An editorialist named Eric P. Lucas says in Friday's Los Angeles Times that since Heath Ledger's death was the result of his own recklessness, he therefore should not win an Oscar for his performance in The Dark Knight.

"It's time to stop the canonization of Heath Ledger," Lucas begins. "He's just a pretty good actor who did away with himself and broke the hearts of his family and friends, and he shouldn't get an Academy Award to memorialize his death. ... Each year more than 100,000 Americans die of alcohol or drug abuse. It would be madness to commemorate one such death with the greatest honor in cinema. Please give the Academy Award to someone who's had the courage to stick around."
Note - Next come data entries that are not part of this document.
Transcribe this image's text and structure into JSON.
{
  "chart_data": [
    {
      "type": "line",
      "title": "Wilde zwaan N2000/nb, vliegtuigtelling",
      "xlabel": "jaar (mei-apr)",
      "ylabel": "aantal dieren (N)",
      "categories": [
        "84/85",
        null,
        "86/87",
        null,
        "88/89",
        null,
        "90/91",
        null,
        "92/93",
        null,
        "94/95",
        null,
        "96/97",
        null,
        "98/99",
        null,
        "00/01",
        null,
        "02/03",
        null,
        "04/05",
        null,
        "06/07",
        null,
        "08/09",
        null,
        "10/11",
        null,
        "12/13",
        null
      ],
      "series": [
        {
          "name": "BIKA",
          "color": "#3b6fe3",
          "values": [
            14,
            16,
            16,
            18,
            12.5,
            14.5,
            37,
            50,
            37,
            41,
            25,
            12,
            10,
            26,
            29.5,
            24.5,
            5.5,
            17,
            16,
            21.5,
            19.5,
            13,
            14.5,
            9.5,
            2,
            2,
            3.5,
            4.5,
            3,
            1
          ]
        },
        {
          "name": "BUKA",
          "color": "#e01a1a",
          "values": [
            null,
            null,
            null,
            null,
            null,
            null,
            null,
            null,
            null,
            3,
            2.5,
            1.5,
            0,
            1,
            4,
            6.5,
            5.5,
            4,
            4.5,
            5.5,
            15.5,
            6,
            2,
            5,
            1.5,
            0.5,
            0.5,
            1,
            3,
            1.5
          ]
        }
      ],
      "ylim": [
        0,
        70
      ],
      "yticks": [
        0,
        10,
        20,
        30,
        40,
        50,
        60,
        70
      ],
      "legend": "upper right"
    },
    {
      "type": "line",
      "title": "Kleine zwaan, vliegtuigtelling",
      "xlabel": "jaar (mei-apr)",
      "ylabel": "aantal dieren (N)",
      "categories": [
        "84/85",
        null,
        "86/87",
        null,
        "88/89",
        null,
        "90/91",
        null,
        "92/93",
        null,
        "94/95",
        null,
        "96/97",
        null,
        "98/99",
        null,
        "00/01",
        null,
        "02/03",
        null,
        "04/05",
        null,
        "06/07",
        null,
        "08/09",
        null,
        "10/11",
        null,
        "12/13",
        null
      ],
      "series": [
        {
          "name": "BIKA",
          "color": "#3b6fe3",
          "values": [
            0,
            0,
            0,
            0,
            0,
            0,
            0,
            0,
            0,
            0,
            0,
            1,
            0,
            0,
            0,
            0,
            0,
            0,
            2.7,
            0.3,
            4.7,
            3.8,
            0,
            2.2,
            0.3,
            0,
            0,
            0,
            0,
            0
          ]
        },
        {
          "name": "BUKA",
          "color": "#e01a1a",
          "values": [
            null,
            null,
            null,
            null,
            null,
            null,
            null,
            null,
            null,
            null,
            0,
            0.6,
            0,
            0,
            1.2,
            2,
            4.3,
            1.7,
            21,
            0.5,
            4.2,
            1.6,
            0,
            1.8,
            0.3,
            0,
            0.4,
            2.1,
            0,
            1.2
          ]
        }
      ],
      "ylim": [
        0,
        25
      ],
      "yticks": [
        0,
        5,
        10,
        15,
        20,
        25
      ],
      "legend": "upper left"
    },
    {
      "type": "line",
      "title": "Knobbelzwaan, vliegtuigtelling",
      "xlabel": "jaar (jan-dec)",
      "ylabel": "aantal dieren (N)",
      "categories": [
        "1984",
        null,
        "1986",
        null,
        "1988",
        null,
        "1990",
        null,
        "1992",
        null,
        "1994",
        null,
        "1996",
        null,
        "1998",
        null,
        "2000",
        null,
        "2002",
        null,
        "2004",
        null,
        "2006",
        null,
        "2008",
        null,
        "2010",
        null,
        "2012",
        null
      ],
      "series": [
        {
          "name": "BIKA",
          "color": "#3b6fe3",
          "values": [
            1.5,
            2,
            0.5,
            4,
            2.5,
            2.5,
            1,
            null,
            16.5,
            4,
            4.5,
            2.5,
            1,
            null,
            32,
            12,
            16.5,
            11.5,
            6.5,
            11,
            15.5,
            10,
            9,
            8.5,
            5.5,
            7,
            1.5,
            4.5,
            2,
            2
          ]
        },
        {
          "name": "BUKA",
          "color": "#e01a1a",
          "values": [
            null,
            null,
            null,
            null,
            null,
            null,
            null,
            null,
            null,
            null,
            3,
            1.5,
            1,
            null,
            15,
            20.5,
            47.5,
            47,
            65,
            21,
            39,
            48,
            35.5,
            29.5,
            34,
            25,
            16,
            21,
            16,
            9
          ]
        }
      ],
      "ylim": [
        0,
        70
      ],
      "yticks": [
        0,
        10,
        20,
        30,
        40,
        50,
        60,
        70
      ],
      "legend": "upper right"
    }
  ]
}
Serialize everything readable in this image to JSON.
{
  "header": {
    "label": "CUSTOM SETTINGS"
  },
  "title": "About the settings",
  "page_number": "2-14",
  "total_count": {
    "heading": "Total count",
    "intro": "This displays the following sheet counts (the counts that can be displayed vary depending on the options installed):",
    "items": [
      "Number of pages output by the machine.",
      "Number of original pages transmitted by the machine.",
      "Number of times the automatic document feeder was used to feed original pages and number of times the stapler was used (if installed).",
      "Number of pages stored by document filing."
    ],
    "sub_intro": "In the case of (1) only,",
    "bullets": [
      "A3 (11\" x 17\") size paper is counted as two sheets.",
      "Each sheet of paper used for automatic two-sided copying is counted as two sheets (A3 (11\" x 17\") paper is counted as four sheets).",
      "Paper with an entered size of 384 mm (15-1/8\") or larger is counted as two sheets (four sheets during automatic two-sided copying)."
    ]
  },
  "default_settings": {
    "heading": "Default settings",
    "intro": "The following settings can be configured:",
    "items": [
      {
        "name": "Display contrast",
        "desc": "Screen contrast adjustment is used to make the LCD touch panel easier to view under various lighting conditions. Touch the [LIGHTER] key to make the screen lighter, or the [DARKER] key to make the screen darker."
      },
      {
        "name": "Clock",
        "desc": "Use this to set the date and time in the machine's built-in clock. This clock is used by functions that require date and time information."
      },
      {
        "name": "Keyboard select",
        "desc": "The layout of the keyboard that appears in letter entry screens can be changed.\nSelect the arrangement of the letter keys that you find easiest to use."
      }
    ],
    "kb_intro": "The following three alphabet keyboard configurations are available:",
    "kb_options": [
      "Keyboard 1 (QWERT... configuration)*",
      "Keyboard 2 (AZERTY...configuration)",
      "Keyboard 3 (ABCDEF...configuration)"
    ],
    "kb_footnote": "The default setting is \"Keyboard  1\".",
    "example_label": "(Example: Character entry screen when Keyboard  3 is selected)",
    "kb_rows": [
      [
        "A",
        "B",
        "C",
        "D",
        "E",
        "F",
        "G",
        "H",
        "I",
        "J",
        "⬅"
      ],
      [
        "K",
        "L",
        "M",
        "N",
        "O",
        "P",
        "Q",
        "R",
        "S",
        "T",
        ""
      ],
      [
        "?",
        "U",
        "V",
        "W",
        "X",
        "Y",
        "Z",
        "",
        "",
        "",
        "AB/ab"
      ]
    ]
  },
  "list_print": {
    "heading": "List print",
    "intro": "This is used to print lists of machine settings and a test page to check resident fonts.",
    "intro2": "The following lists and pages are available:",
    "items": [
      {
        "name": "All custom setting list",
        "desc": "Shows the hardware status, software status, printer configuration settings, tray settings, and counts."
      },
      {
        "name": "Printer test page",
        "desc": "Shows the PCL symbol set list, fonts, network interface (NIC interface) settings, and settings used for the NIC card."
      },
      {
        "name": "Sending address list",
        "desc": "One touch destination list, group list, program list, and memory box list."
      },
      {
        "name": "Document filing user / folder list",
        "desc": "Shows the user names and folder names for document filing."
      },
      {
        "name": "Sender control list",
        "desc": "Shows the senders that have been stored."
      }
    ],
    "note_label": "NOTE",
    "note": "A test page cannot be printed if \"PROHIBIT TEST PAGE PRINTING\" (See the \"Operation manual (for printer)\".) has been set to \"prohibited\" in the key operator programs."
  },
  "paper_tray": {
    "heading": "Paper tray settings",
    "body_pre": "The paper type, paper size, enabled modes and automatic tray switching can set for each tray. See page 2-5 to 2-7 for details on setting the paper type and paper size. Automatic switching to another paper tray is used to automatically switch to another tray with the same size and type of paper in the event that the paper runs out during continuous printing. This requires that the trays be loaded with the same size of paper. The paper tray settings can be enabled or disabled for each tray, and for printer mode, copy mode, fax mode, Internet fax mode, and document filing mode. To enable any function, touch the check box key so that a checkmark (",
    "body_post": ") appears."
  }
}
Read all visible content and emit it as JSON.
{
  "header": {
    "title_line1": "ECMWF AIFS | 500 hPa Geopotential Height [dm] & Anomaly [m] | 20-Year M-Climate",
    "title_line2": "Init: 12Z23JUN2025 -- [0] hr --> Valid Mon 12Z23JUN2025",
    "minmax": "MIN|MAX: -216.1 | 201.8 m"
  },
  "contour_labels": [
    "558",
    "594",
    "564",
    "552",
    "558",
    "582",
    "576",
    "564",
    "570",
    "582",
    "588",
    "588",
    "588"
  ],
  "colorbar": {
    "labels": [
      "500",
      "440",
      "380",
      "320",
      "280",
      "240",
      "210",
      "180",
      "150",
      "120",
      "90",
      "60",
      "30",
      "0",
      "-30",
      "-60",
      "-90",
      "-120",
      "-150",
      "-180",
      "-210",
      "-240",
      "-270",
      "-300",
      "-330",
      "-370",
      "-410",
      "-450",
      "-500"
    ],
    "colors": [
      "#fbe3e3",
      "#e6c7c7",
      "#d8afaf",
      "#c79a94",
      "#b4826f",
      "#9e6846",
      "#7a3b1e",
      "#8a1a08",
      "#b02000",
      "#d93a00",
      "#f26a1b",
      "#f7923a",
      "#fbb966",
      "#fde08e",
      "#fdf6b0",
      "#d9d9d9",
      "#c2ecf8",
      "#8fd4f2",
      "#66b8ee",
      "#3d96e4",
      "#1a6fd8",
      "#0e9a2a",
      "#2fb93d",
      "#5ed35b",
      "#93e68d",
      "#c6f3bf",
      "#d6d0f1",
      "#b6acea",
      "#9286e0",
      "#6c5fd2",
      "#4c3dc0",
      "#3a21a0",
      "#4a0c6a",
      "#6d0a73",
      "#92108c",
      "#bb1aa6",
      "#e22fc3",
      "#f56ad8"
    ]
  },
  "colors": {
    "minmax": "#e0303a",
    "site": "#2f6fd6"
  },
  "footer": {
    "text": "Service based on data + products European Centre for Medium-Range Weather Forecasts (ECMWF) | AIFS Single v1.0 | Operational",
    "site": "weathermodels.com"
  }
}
Lucas asserts that Ledger's performance isn't all that great anyway -- "a can-can dance of snuffling pseudo-psychopathia," he calls it -- but that's irrelevant to his larger point. It would seem that even if Ledger's Joker truly did represent the finest acting of the year, his personal behavior should disqualify him from Oscar consideration.

To Lucas I say this: Wanna watch me make this pencil disappear?

I actually agree with a lot of what he writes about how certain people's drug- or alcohol-fueled deaths make them more iconic than they would have been otherwise. Did Kurt Cobain's suicide rob my generation of its greatest poet? Nah. I think the only group that really suffered a major loss when Cobain died was the heroin industry. And I think it's silly when people talk about getting emotional when they see Ledger in The Dark Knight, as if the death of someone they never met still makes them misty-eyed all these months later. So let it not be said that I am not a heartless bastard.